Thursday, April 17, 2014

Say No Condo


In less than a few weeks, Rutgers University approaches the graduation date of its 2014 candidates. And as we head down the road to the commencement of that ceremony, the focal point of the event so far has been the controversy surrounding the Condi Debate: Should Rutgers allow Condoleezza Rice, a war criminal, to speak at their 2014 Graduation Ceremony? A point of note here is the fact that not only has Condoleezza Rice been penciled as the commencement speaker of this year’s event but she is also to be awarded an honorary Doctor of Law degree from the institution. Why is this wrong?

First and foremost, there is the aforementioned allegation of the person in question being a war criminal, responsible for one of the greatest travesties of justice in recent history: leading a charge against a nation, namely Iraq, by inciting the emotions and sentiments of the American people opposing an entire population of a country, their race, their religion, on the basis of lies and deception.

It is a known fact today that the Iraq War was unjust and against the American principles of freedom and liberty, regardless of what the Bush Administration would have us believe. The rationale for the war that was provided to the world was the elimination of WMD’s assumed to be, illegally, in the possession of the Iraqi Government and the independence of the Iraqi people. A decade after the war, we now know that no such weapons were found, that in the January of 2005 the United States effectively terminated the search effort for unconventional weaponry in Iraq, and the Iraq Intelligence Commission concluded that the judgments of the U.S. intelligence community about the continued existence of weapons of mass destruction and an associated military program were wrong. And if the aftermath of the Iraq War has taught us anything, it is that the Iraqi people have not been liberated, they are not free, their lives have been wrongly disrupted and, tragic to state, destroyed.

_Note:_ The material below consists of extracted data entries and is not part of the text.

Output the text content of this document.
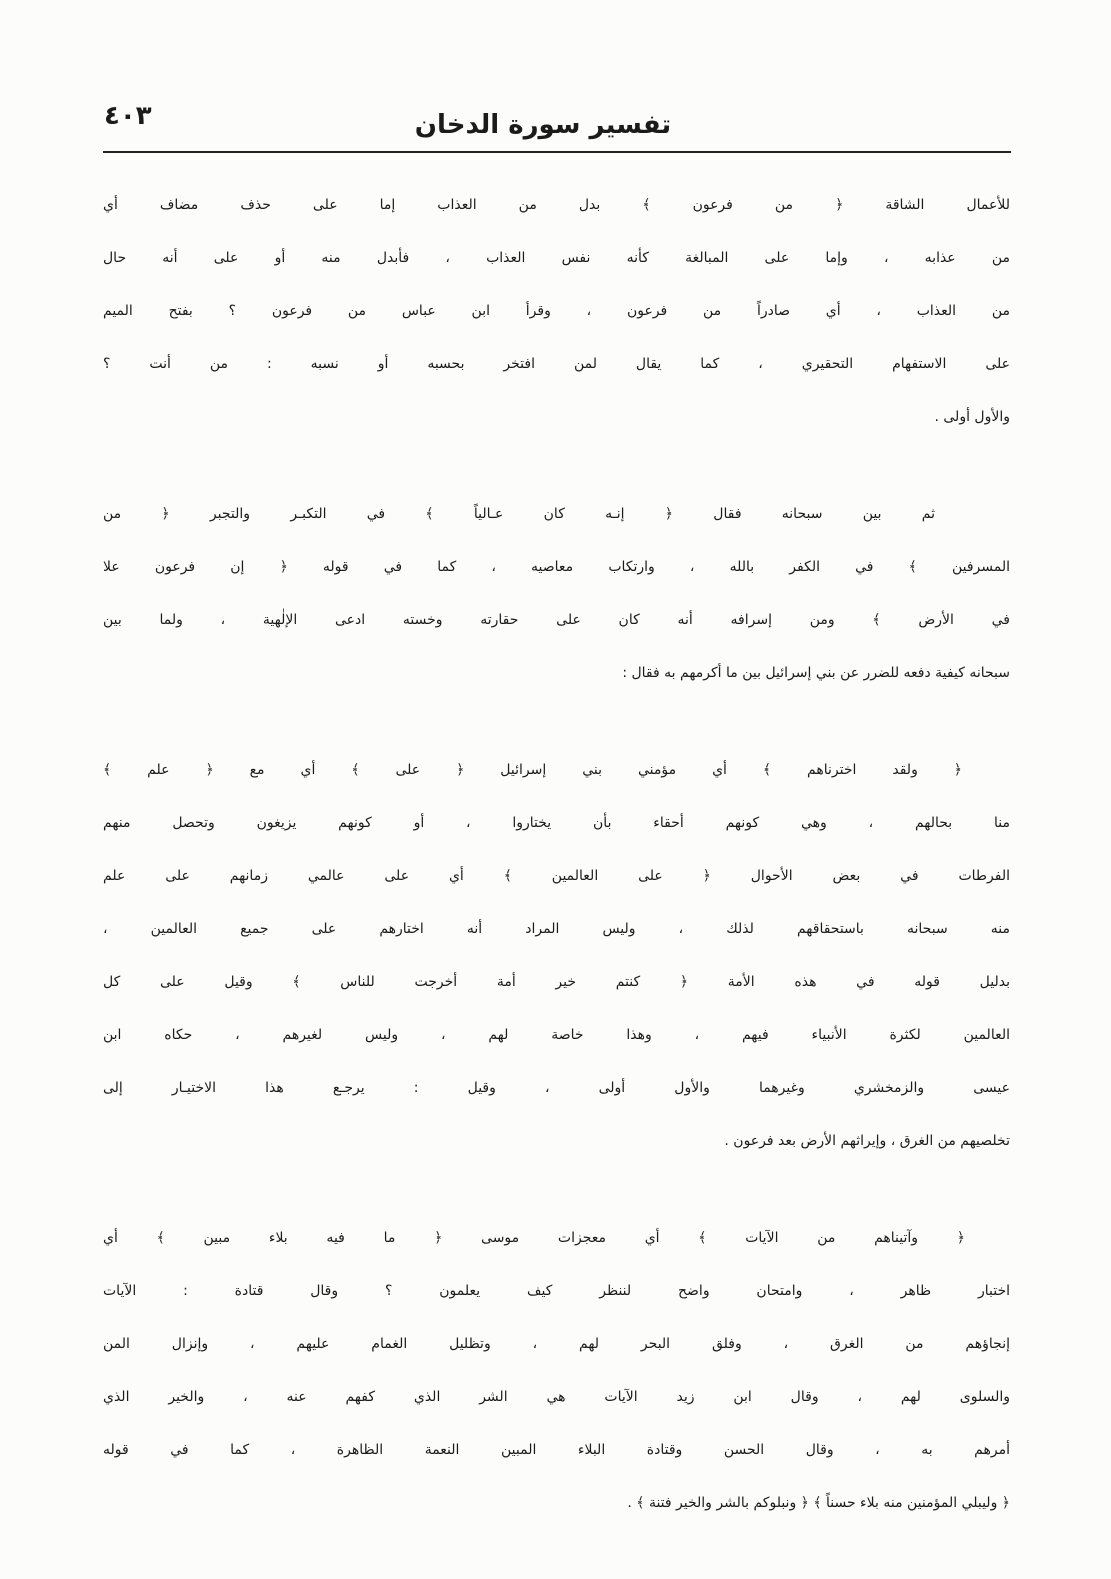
٤٠٣	تفسير سورة الدخان
للأعمال الشاقة ﴿ من فرعون ﴾ بدل من العذاب إما على حذف مضاف أي
من عذابه ، وإما على المبالغة كأنه نفس العذاب ، فأبدل منه أو على أنه حال
من العذاب ، أي صادراً من فرعون ، وقرأ ابن عباس من فرعون ؟ بفتح الميم
على الاستفهام التحقيري ، كما يقال لمن افتخر بحسبه أو نسبه : من أنت ؟
والأول أولى .
ثم بين سبحانه فقال ﴿ إنـه كان عـالياً ﴾ في التكبـر والتجبر ﴿ من
المسرفين ﴾ في الكفر بالله ، وارتكاب معاصيه ، كما في قوله ﴿ إن فرعون علا
في الأرض ﴾ ومن إسرافه أنه كان على حقارته وخسته ادعى الإلٰهية ، ولما بين
سبحانه كيفية دفعه للضرر عن بني إسرائيل بين ما أكرمهم به فقال :
﴿ ولقد اخترناهم ﴾ أي مؤمني بني إسرائيل ﴿ على ﴾ أي مع ﴿ علم ﴾
منا بحالهم ، وهي كونهم أحقاء بأن يختاروا ، أو كونهم يزيغون وتحصل منهم
الفرطات في بعض الأحوال ﴿ على العالمين ﴾ أي على عالمي زمانهم على علم
منه سبحانه باستحقاقهم لذلك ، وليس المراد أنه اختارهم على جميع العالمين ،
بدليل قوله في هذه الأمة ﴿ كنتم خير أمة أخرجت للناس ﴾ وقيل على كل
العالمين لكثرة الأنبياء فيهم ، وهذا خاصة لهم ، وليس لغيرهم ، حكاه ابن
عيسى والزمخشري وغيرهما والأول أولى ، وقيل : يرجـع هذا الاختيـار إلى
تخلصيهم من الغرق ، وإيراثهم الأرض بعد فرعون .
﴿ وآتيناهم من الآيات ﴾ أي معجزات موسى ﴿ ما فيه بلاء مبين ﴾ أي
اختبار ظاهر ، وامتحان واضح لننظر كيف يعلمون ؟ وقال قتادة : الآيات
إنجاؤهم من الغرق ، وفلق البحر لهم ، وتظليل الغمام عليهم ، وإنزال المن
والسلوى لهم ، وقال ابن زيد الآيات هي الشر الذي كفهم عنه ، والخير الذي
أمرهم به ، وقال الحسن وقتادة البلاء المبين النعمة الظاهرة ، كما في قوله
﴿ وليبلي المؤمنين منه بلاء حسناً ﴾ ﴿ ونبلوكم بالشر والخير فتنة ﴾ .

The country of Iraq is now in shambles. Women and girls forced into prostitution to feed their families; the men of the house, dead; children orphaned and mothers widowed, the Iraq War has been nothing more than outright carnage, slaughter of innocent civilians in the name of America, a country founded on the values of justice, freedom and liberty. There should be absolutely no doubt that Condoleezza Rice and her cohorts in the Bush Administration do not stand for said values. Thus, the future leaders of the United States should not be made to believe that a lady of her standpoint is, by any means, a hero.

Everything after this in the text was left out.